この記事ではその調査報道の概略をまとめるとともに、考えられる影響について考えていきたいと思います。
結論
- 2019年にアメリカ海軍の「SEALs」が元山周辺の海岸に上陸したが北朝鮮に発見された
- 金正恩の通信を傍受するための機器を設置するためとしたが失敗
- ニューヨークタイムズによる調査報道のため、現状正当性は不明
2019年のアメリカと北朝鮮
2019年現在のアメリカと北朝鮮間の外交関係は、これまでと比較すると相対的に冷え切ってはいませんでした。2017年に亡くなったオットー・ワームビアさんの問題はあったものの、2018年には初の米朝首脳会談が開催され一時の危機は去ったように見えていました。
しかしながらニューヨークタイムズによると、ここにおいてアメリカは北朝鮮の情報を収集するうえで重大な欠陥がありました。北朝鮮内においての意思決定及びその推移をアメリカが収集することが極めて困難だったということです。このため、アメリカが北朝鮮の決定に関して他国と比較して十分な理解が出来えなかったということが言えます。
海岸に上陸
この解決策として、 電子機器を設置し北朝鮮内の通信を集める ことで少しでもその情報格差を埋めることが発案されました。このために2019年にSEALsチーム6が北朝鮮の東海岸にある元山の北部にある永興湾へ上陸し、機器を設置することが試みられました。場所等は不明ですが2005年にも同様の行為が行われたため、大統領の許可を受ける必要があったものの問題なく実行することが出来るとしていました。

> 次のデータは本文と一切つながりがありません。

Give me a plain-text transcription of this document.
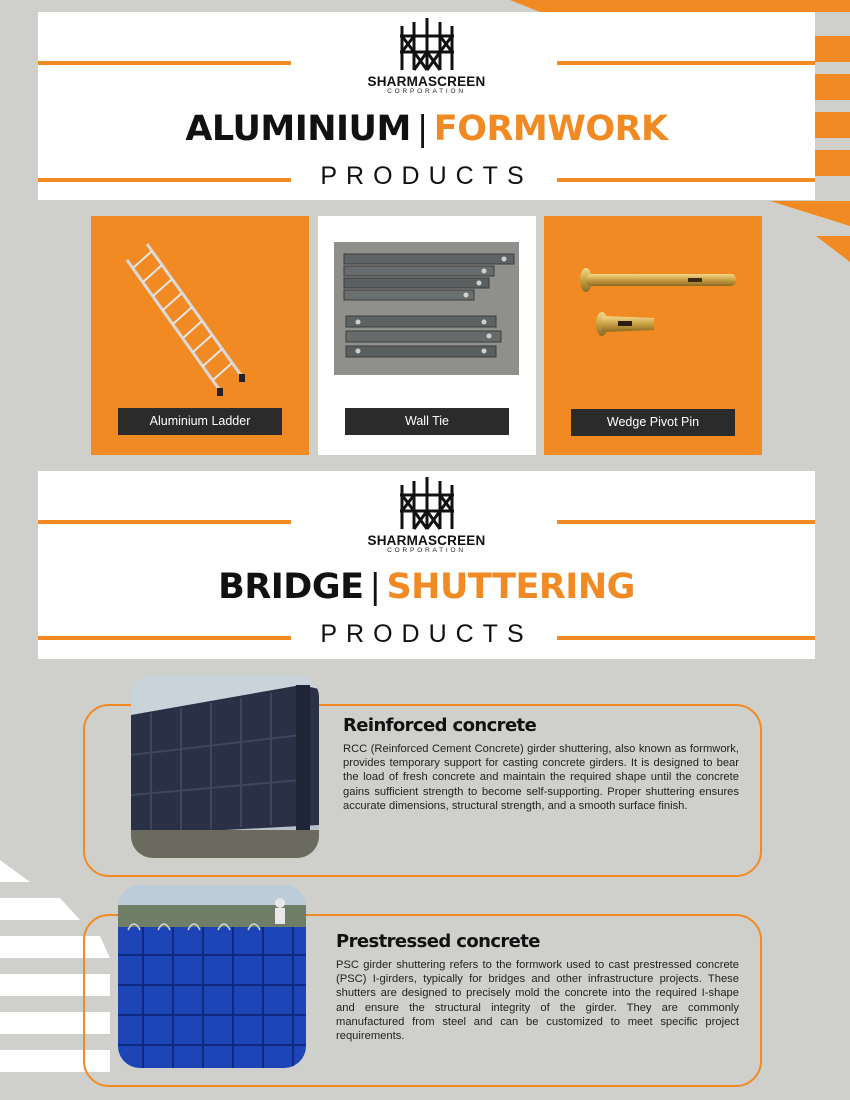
SHARMASCREEN
CORPORATION
ALUMINIUM | FORMWORK
PRODUCTS
Aluminium Ladder	Wall Tie	Wedge Pivot Pin
SHARMASCREEN
CORPORATION
BRIDGE | SHUTTERING
PRODUCTS
Reinforced concrete

RCC (Reinforced Cement Concrete) girder shuttering, also known as formwork, provides temporary support for casting concrete girders. It is designed to bear the load of fresh concrete and maintain the required shape until the concrete gains sufficient strength to become self-supporting. Proper shuttering ensures accurate dimensions, structural strength, and a smooth surface finish.

Prestressed concrete

PSC girder shuttering refers to the formwork used to cast prestressed concrete (PSC) I-girders, typically for bridges and other infrastructure projects. These shutters are designed to precisely mold the concrete into the required I-shape and ensure the structural integrity of the girder. They are commonly manufactured from steel and can be customized to meet specific project requirements.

しかしながら作戦の実行中に、その海岸付近に所在したボートにSEALsの潜水艦及び潜入装備が発見された可能性が示されました。そのためSEALsの隊員はライフルによって搭乗員を全員射殺しなおかつそれが発見されないような工作を行ったとのことです。結果として そのボートは民間のもの で、貝類を採っていたものだとされています。
この作戦は誰かに発見された場合は中止することが事前に定められており、SEALsはこれをもって撤退を開始し、作戦の目的は達成されなかったものの全員が無事に帰還したとのことです。バイデン政権は2021年度中に調査結果を主要議員に対して説明したようですが、調査結果そのものは現在でも機密扱いであるとのことです。
信頼性
以上がニューヨークタイムズの記事のあらましとなっていますが、ここにおける記述の信頼性は明瞭なものといえません。内容が内容なだけに第三者が裏取りを行うのは困難ですし、現在のトランプ政権が明らかな過去の違法行為をわざわざすぐさま認めるような行為は行わないと考えています。そのため当面は関係者の動きを観察し、反応を見るのが第三者が取りうる最高の選択肢となるかと思います。
最後に
時事通信が「米メディアは、米軍特殊部隊が2019年に対北朝鮮の極秘上陸作戦を決行したが、失敗していたと報じた」という物騒なタイトルの記事を送ってきたので思わず調べてしまいました。何度も本文中で述べている通り、この記事を書いている現在ではニューヨークタイムズの調査報道によるもののみとなっておりますので、信頼性が十分なものとは言えません。今後の様子を注視していきたいと思います。